Kim Jong Un
North Korean leader Kim Jong Un speaks during the first congress of the country's ruling Workers' Party in 36 years in Pyongyang, in this handout photo provided by KCNA on May 6, 2016. Reuters/KCNA

North Korean leader Kim Jong Un said Saturday that the hydrogen bomb tests and the satellite launch earlier this year increased the reclusive state’s dignity and might to the “highest level possible.” Kim made the comments during the first ruling party congress since 1980, which entered its second day Saturday.

“This year... our service personnel and people achieved great successes in first hydrogen bomb test and the launch of earth observation satellite Kwangmyongsong 4... thus raising the dignity and might of Korea to the highest level possible,” according to Kim, Yonhap News Agency reported, citing official Korean Central News Agency (KCNA).

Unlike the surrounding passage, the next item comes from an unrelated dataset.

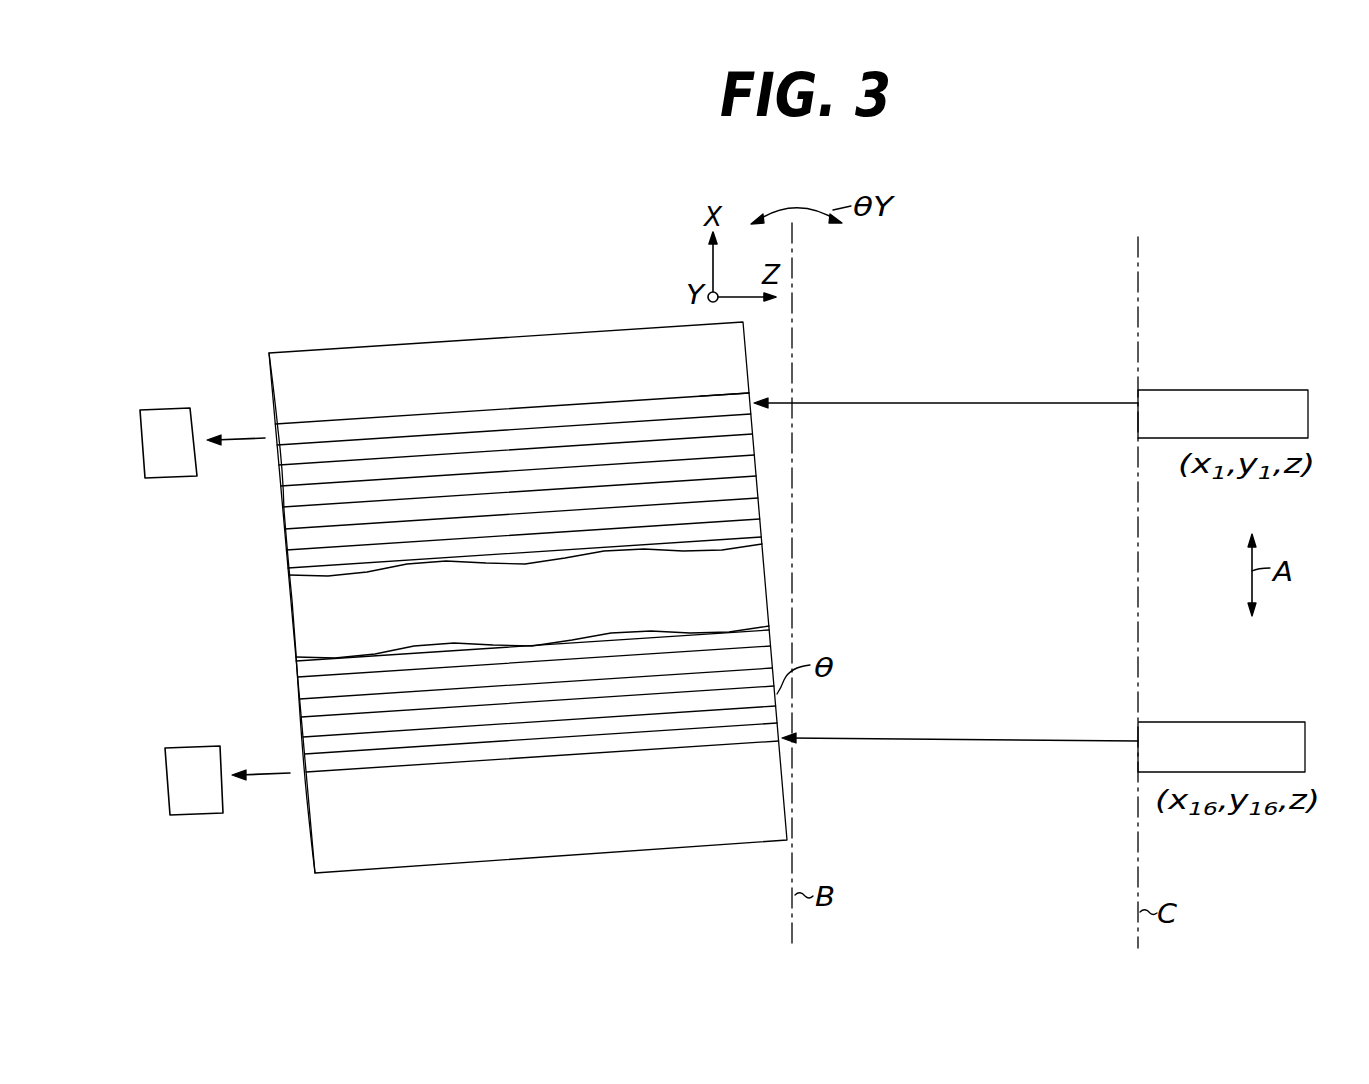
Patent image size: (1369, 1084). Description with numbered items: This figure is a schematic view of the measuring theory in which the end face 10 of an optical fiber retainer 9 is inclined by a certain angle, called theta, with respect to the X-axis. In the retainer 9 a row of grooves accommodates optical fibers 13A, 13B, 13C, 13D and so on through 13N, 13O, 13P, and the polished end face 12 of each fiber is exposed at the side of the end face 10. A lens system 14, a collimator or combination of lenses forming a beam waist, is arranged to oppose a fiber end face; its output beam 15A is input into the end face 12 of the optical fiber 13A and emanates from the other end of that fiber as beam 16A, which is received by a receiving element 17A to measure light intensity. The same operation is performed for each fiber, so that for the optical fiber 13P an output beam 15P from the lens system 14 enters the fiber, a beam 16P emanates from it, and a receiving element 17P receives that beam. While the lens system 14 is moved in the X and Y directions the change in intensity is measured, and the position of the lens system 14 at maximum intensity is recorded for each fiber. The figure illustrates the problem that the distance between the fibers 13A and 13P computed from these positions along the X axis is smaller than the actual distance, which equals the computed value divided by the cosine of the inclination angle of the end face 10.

The optical fiber retainer 9 is at (489, 330).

The ruling Workers’ Party Congress — a gathering of the country’s governing elite — is being held after 36 years. The meeting is widely seen as official recognition of Kim’s status as the legitimate heir of his family’s dynastic rule. Analysts say that the congress is also likely to back Kim’s “byungjin” policy of the dual pursuit of nuclear weapons along with economic development.

“You have to remember there are two levels to this,” John Delury, a historian at Yonsei University in Seoul, told Agence France-Presse. “There's the staging and the performance which makes headlines and then the nitty-gritty policy stuff, which will take time to go through and properly understand.”

Kim’s praise to his country’s nuclear and missile tests comes at a time when Pyongyang faces strict sanctions from the United Nations Security Council. According to South Korean defense ministry, North Korea is likely to conduct its fifth nuclear test during the congress, the first since 1980. The claims were further fuelled after new satellite imagery indicated that Pyongyang may be in advanced stage of developing a submarine-launched ballistic missile.

An April 28 satellite imagery of North Korea’s Sinpo South Shipyard showed a submersible missile test stand barge has been moved from its normal position, 38 North, a project of the U.S.-Korea Institute at the Johns Hopkins School of Advanced International Studies, said. The activity was seen six days after the country tested a submarine-launched ballistic missile.

The sanction-hit country has conducted a series of missile and nuclear tests since the beginning of this year while the leader has called to strengthen the country’s defense capabilities. Pyongyang has also claimed to have secured intercontinental ballistic missile technologies like reentry and engine technologies.